• by Paul Slocumb •
Among Sul Ross State University’s new spring enrollees is a former student with quite a few Lobo Land stories to tell.
Carlton Oglesby, who attended SRSU from fall 1971 to summer 1973 has returned to Alpine to pursue both bachelor’s and master’s degrees in geology. In addition to packing three telescopes to enjoy his astronomy hobby, Oglesby has brought a bag full of reminiscences about his time as a Sul Ross freshman and sophomore more than 45 years ago.
His memories include watching the real lobo mascot—alongside two student handlers—run onto Jackson Field at the start of football games, running up “A” Mountain and down highway 118 as a part of track team training, hiking up Twin Peaks for amazing 360-degree views, and sneaking onto an abandoned Air Force runway to experience the Marfa Lights.
He also detailed a typical freshman initiation of the time:
“My roommate in Smith Hall, which had no air conditioning, bought eggs and milk three weeks before the initiation and let them rot and curdle. Those ingredients were added to oatmeal, oil, and pancake syrup to make the concoction sticky. Each freshman had to buy a red beanie with the Bar-SR-Bar on it, and the upperclassmen loaded your beanie with this concoction. The freshmen boys put the beanie on at the top of Hancock Hill, and this stuff would drip down your head onto your face and onto your clothes.
“At the bottom of the Hill, the women upperclassmen were just as ingenious as the men about how they wanted to doctor up the freshmen girls, and to the girls’ beanie concoction they added Limburger cheese. After all the beanies were on, each of the freshmen boys went down the Hill, partnered with a freshman girl as a “wife” and returned to whitewash the Bar-SR-Bar with hydrated lime and water. A freshman bucket brigade brought water up from the bottom of the Hill to mix with the lime, and any spilled water earned the guilty freshman a swat with a paddle.”
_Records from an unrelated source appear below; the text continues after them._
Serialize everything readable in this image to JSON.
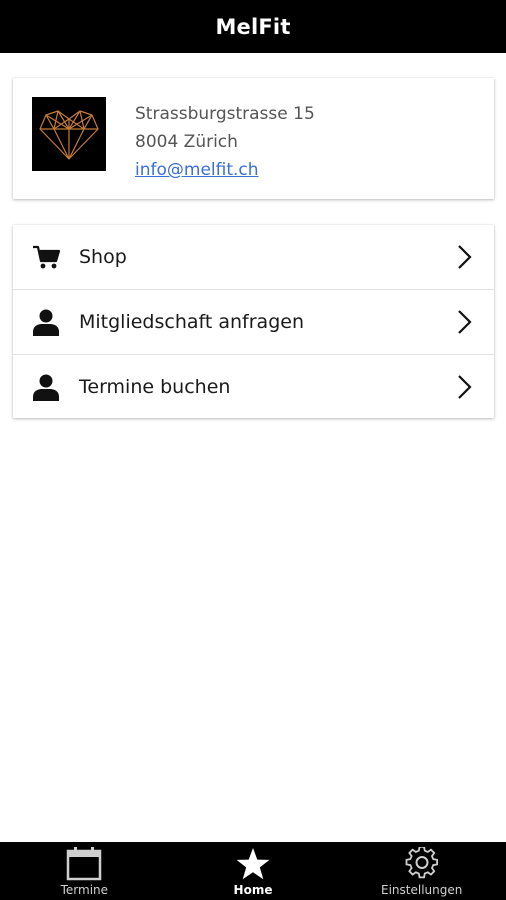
{
  "app": {
    "title": "MelFit"
  },
  "info": {
    "street": "Strassburgstrasse 15",
    "city": "8004 Zürich",
    "email": "info@melfit.ch",
    "logo_icon": "heart-diamond-logo",
    "logo_color": "#c47a3a"
  },
  "menu": {
    "items": [
      {
        "label": "Shop",
        "icon": "cart-icon"
      },
      {
        "label": "Mitgliedschaft anfragen",
        "icon": "person-icon"
      },
      {
        "label": "Termine buchen",
        "icon": "person-icon"
      }
    ]
  },
  "tabs": [
    {
      "label": "Termine",
      "icon": "calendar-icon",
      "active": false
    },
    {
      "label": "Home",
      "icon": "star-icon",
      "active": true
    },
    {
      "label": "Einstellungen",
      "icon": "gear-icon",
      "active": false
    }
  ],
  "colors": {
    "bar": "#000000",
    "link": "#3a6fd8",
    "text": "#1a1a1a"
  }
}
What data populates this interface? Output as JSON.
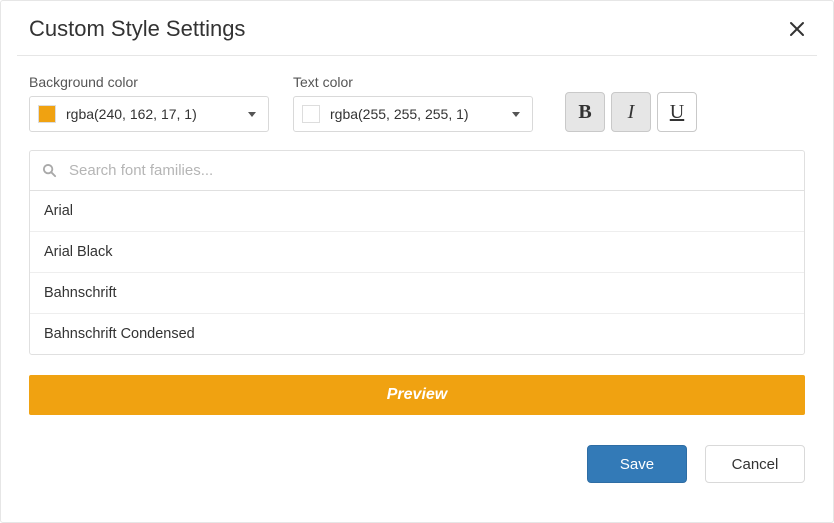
{
  "dialog": {
    "title": "Custom Style Settings"
  },
  "bg": {
    "label": "Background color",
    "value": "rgba(240, 162, 17, 1)",
    "swatch": "#f0a211"
  },
  "fg": {
    "label": "Text color",
    "value": "rgba(255, 255, 255, 1)",
    "swatch": "#ffffff"
  },
  "format": {
    "bold": {
      "label": "B",
      "active": true
    },
    "italic": {
      "label": "I",
      "active": true
    },
    "underline": {
      "label": "U",
      "active": false
    }
  },
  "search": {
    "placeholder": "Search font families..."
  },
  "fonts": [
    "Arial",
    "Arial Black",
    "Bahnschrift",
    "Bahnschrift Condensed"
  ],
  "preview": {
    "text": "Preview",
    "bg": "#f0a211",
    "color": "#ffffff",
    "bold": true,
    "italic": true,
    "underline": false
  },
  "buttons": {
    "save": "Save",
    "cancel": "Cancel"
  }
}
Having finished their whitewashing duties, the freshman couples were marched down Avenue E to the Brewster County courthouse chanting “Woe is me, I am dead.” A cigarette butt—symbolizing the freshman class—was then buried, and the initiation was complete.
“The dean of students was present during the freshman initiation to make sure it didn’t get out of hand,” said Oglesby with a smile.
A graduate of Quitaque High School near Amarillo, Oglesby left Sul Ross in 1973 intending to return, but was persuaded by a friend to finish his Bachelor of Science in Industrial Technology (with teacher certification) at West Texas State University (now West Texas A&M). After earning the bachelor’s degree in 1975 and a Master of Science in Industrial Technology at WTSU in 1977, he taught woodworking and drafting at Lefors High School before beginning a lengthy career in the West Texas oil and gas industry.
Interrupting that career to serve four years in the Air Force from 1983-1987, Oglesby found himself working as a Minuteman III mobile maintenance officer out of F. E. Warren Air Force Base in Cheyenne, Wyoming. When he wasn’t supervising missile maintenance or acting as a missile code handler, he found time to fulfill his childhood dream of being a pilot by training in an ultralight plane.
He ceased flying the civilian aircraft at the request of the Air Force, but Oglesby, who is a third cousin to flight-pioneers Orville and Wilbur Wright, found the experience to be even more exhilarating than he had imagined.
“It’s quite a thrill to be flying with an open canopy,” he said. “One moment you’re high up, seeing people who look like ants, and the next moment you’ve flown low over a giant herd of antelope. Just like in Alpine, the scenery was incredible.”
Having once worked for a geologist as a drafter in the Amarillo Oil Company, Oglesby’s new career goal is to become an oil field geologist himself. And although his NCAA eligibility is gone, he also plans on competing as a runner once more, hoping to find the track success which eluded him at Sul Ross in the early 1970s.
“I came here not just to do geology, but to run,” he said. “But not just to go for runs. I’m here to train, and I’m here to win. Being a winner is a mindset, and my goal in the field of Senior Games is to meet the qualifying times for Nationals.”